# Hardwood lumber suppliers in North central Florida (near Gainesville)?



## Tomw

Title sez it all: anybody know any? Looking for small project quantities, not truckloads.

Thanx in advance


----------



## wrenchhead

The only places I know of are woodcraft in maitland and right down the street there is a place called Amazon Hardwoods. Amazon has some real exotic stuff.


----------



## PawPawTex

You can use Wood Finder to locate hardwood lumber suppliers in your area.

http://www.woodfinder.com


----------



## 8iowa

I spend the Winter in Gainesville. The Woodcraft store in Jacksonville usually has a wide selection of wood, but this is not exactly close at hand - kinda pricey too.

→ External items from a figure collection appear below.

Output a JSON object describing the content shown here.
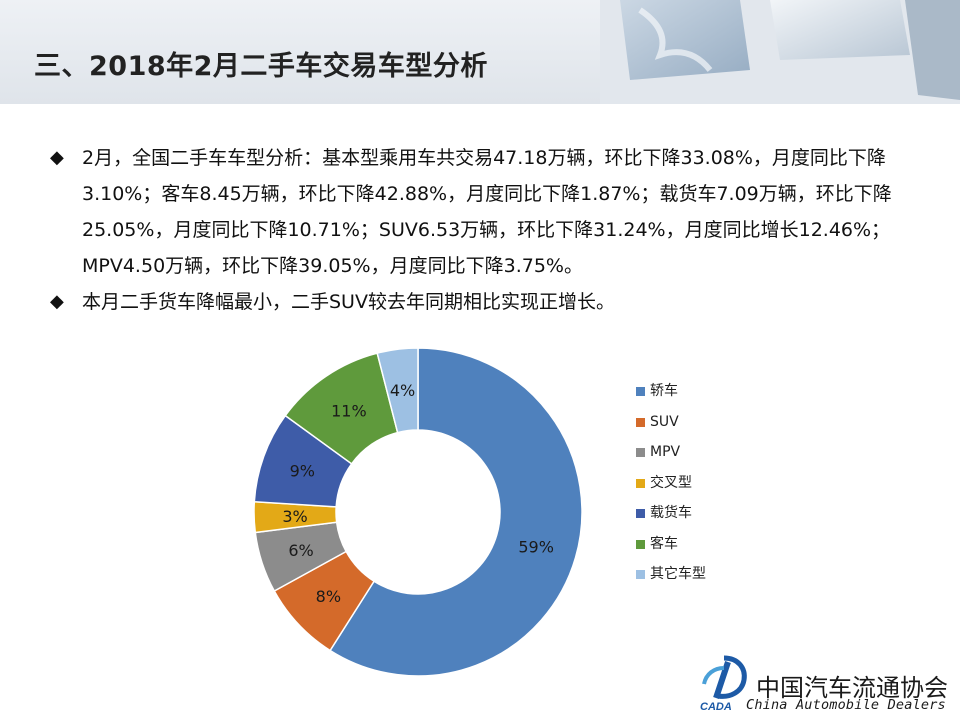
{
  "title": "三、2018年2月二手车交易车型分析",
  "bullets": [
    {
      "marker": "◆",
      "text": "2月，全国二手车车型分析：基本型乘用车共交易47.18万辆，环比下降33.08%，月度同比下降3.10%；客车8.45万辆，环比下降42.88%，月度同比下降1.87%；载货车7.09万辆，环比下降25.05%，月度同比下降10.71%；SUV6.53万辆，环比下降31.24%，月度同比增长12.46%；MPV4.50万辆，环比下降39.05%，月度同比下降3.75%。"
    },
    {
      "marker": "◆",
      "text": " 本月二手货车降幅最小，二手SUV较去年同期相比实现正增长。"
    }
  ],
  "chart_data": {
    "type": "pie",
    "donut": true,
    "title": "",
    "legend_position": "right",
    "categories": [
      "轿车",
      "SUV",
      "MPV",
      "交叉型",
      "载货车",
      "客车",
      "其它车型"
    ],
    "values": [
      59,
      8,
      6,
      3,
      9,
      11,
      4
    ],
    "data_labels": [
      "59%",
      "8%",
      "6%",
      "3%",
      "9%",
      "11%",
      "4%"
    ],
    "colors": [
      "#4f81bd",
      "#d46a2a",
      "#8c8c8c",
      "#e3a917",
      "#3e5ca8",
      "#5f9a3c",
      "#9dc0e3"
    ]
  },
  "footer": {
    "org_cn": "中国汽车流通协会",
    "org_en": "China Automobile Dealers",
    "logo_text": "CADA"
  }
}
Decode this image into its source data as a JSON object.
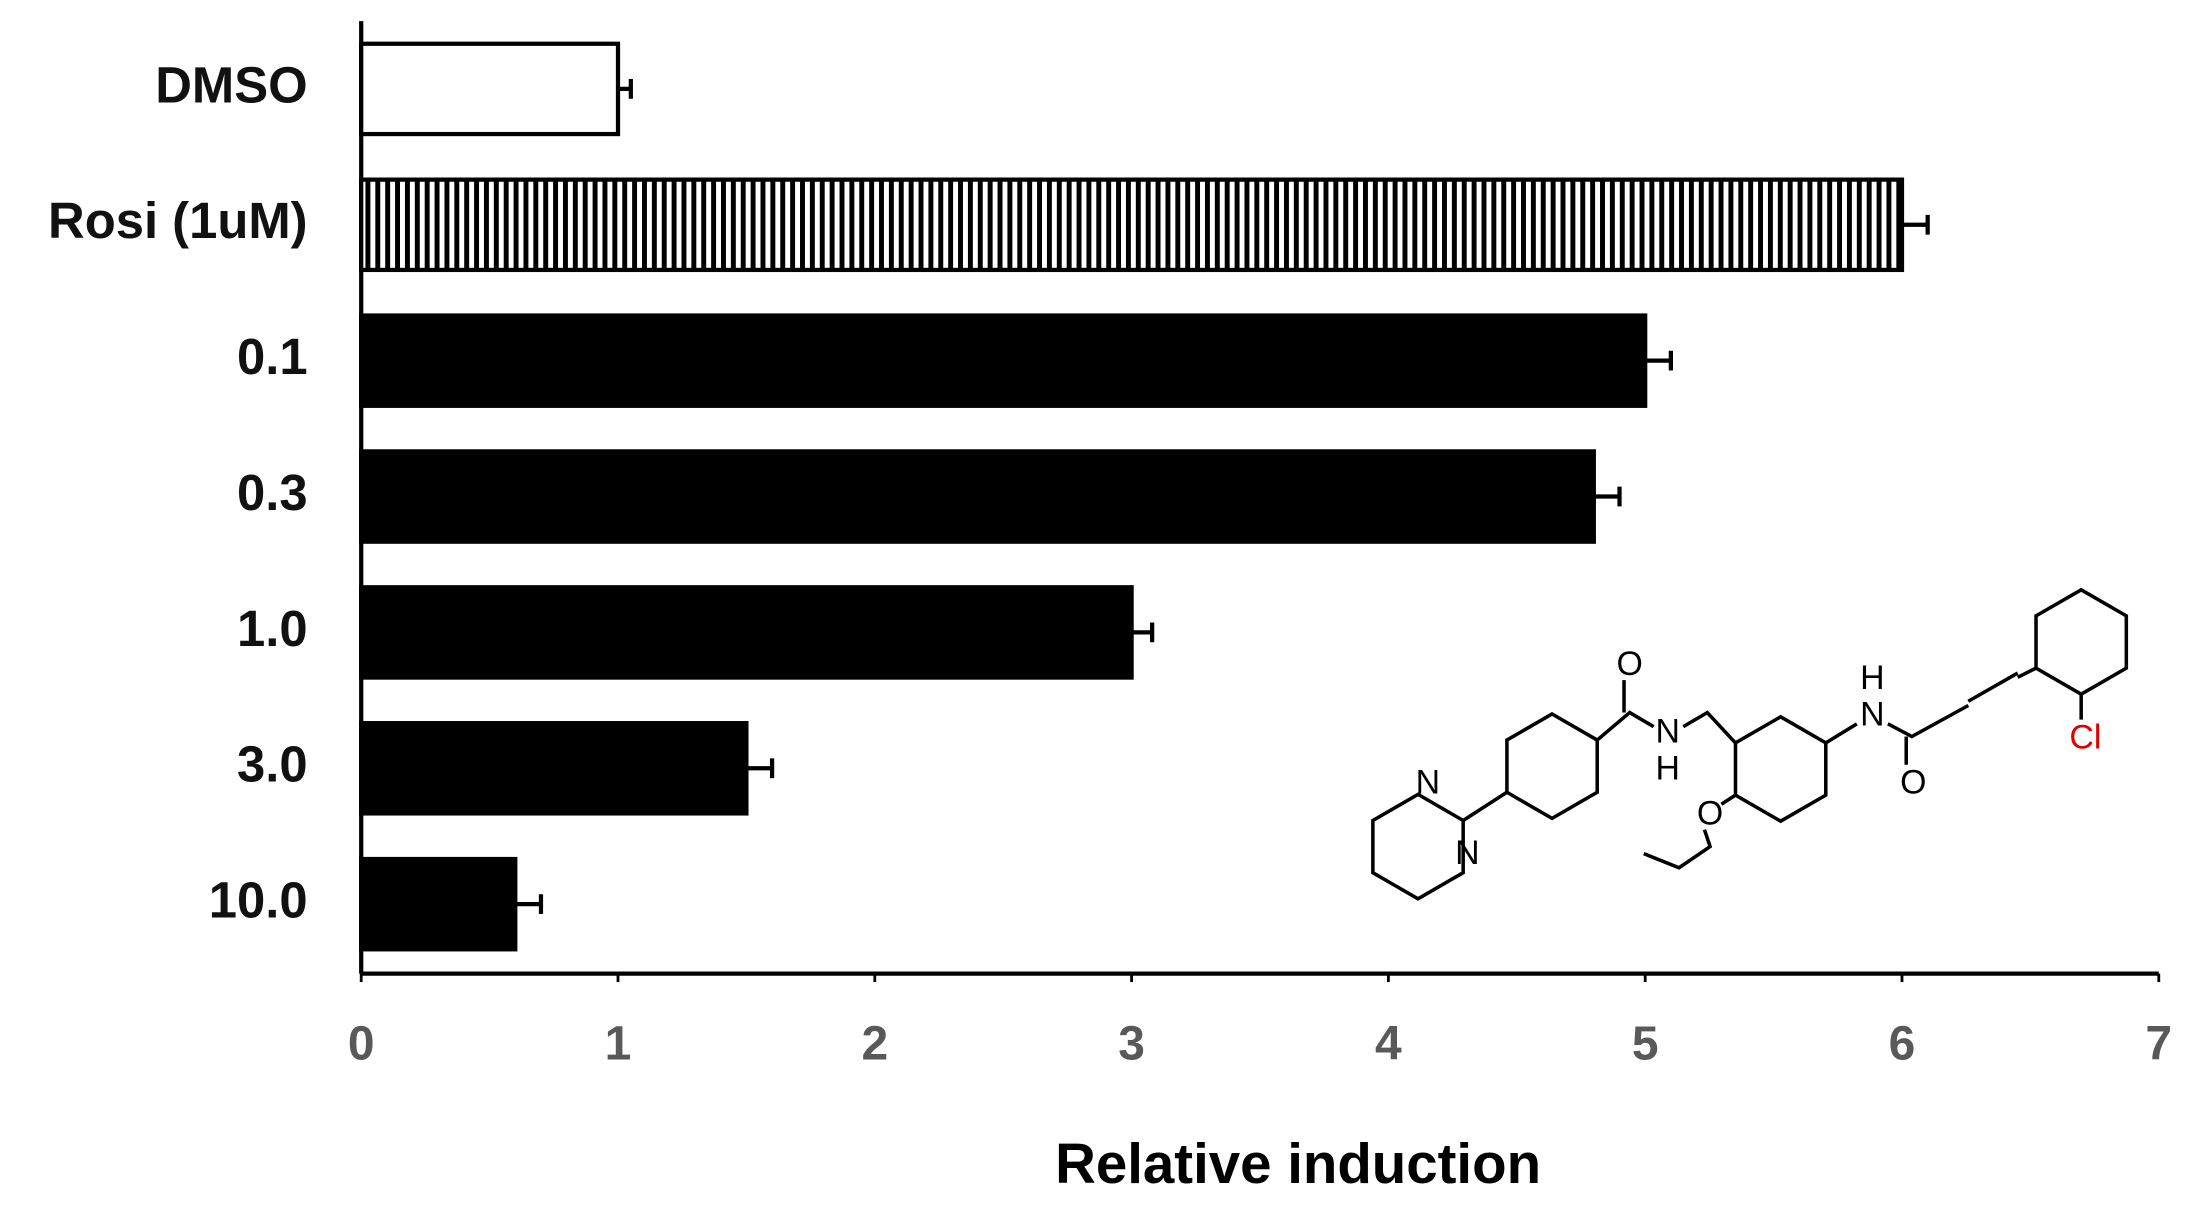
{
  "chart_data": {
    "type": "hbar",
    "categories": [
      "DMSO",
      "Rosi (1uM)",
      "0.1",
      "0.3",
      "1.0",
      "3.0",
      "10.0"
    ],
    "values": [
      1.0,
      6.0,
      5.0,
      4.8,
      3.0,
      1.5,
      0.6
    ],
    "errors": [
      0.05,
      0.1,
      0.1,
      0.1,
      0.08,
      0.1,
      0.1
    ],
    "patterns": [
      "none",
      "vertical-stripes",
      "solid",
      "solid",
      "solid",
      "solid",
      "solid"
    ],
    "color": "#000000",
    "xlim": [
      0,
      7
    ],
    "xticks": [
      0,
      1,
      2,
      3,
      4,
      5,
      6,
      7
    ],
    "x_label": "Relative induction"
  },
  "structure": {
    "atoms": [
      "N",
      "N",
      "O",
      "N",
      "H",
      "O",
      "H",
      "N",
      "O",
      "Cl"
    ]
  }
}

I usually bring wood down from the Upper Peninsula in the Fall, or stop at the Frank Miller Lumber Co. in Union City IN on my way South.


----------



## Sawmillnc

I ship wood and sell to people in FLA quit often. Shipping is pretty reasonable. I had a fellow drive from Ocala to pick up 600 bf of 4/4 Ash last Saturday for 1.70/bf which saved him a 1.30 from the 3.00/bf price the lumber dealer in Orlando's normal price.

Watcha need?


----------



## Gary

I'm not far from Gainesville. What'cha looking for? I might have some or may be able to put you in touch with someone who might.


----------



## Milo

There's a place in Blountstown that has a few exotics. Not LOT, but some. I think I remember they had Zebrawood, Purple hart, and others. Sorry I don't remember the name. They DID deliver to Tallahassee, so may the deliver to Gainesville. I also think there is a mill in Perry that cut cypress and some other local woods.

Good luck!


----------



## cwdance1

Look on craigslist in the materials list as I have seen a mill or two listed.


----------



## briankb

Any updates on finding hardwood dealers in North Central Florida? I'm in Lake City which is 60m west of Jacksonville and 40m North of Gainesville.


----------



## Bonka

Hood Distribution
3160 W. 45th St
Jacksonville, Fl 32209
904-783-1577
800-346-0952 
I have purchased 4/4, 8/4 Cherry & Poplar. They have a huge warehouse. The only figured wood they have, that I know of, is curly maple.
I have purchased from one board on up. All that I have gotten from them has been good, dry and ready to use.


----------



## Eddie_T

To far away but an interesting store in Temple Terrace http://craftsmensupply.com/


----------



## briankb

Thanks, keep'em coming! At least if we can find a good selection of dealers in or near our area, the shipping will be reduced. I emailed Hood Distribution to ask if they make regular deliveries in Lake City or if they will deliver at all. I'm hoping their could be a good deal of savings if you order enough vs buying from local stores who sell mostly to contractors for construction work. Sometimes I can find a decent piece of plywood but the choices are very limited and the choices for hardwood is even more limited.


----------



## briankb

regarding Hood Distribution, they deliver to Lake City, Florida Wednesdays and Fridays and have a $300 min order for delivery. If you want to pick up there is no minimum order and customer pick ups are between 9am and 3pm.


----------



## rthack

I am looking for oak logs that need to be cut to size and delivered to Defuniak Springs Fl. Can anyone help me? Need logs for my cabin! [email protected]

Randy


----------



## rthack

I am looking for oak logs that need to be cut to size and delivered to Defuniak Springs Fl. Can anyone hellp me? Need logs for my cabin! [email protected]

Randy


----------



## BDY

briankb,

I'm in Orlando and we have a local Hood Distribution center here. I read in another thread though that you had to have a business license to buy from them. Do you have one or did you work around that somehow? I can't find a good source of hardwood to save my life here in the Orlando area (without traveling to Tampa area that is).

Thanks


----------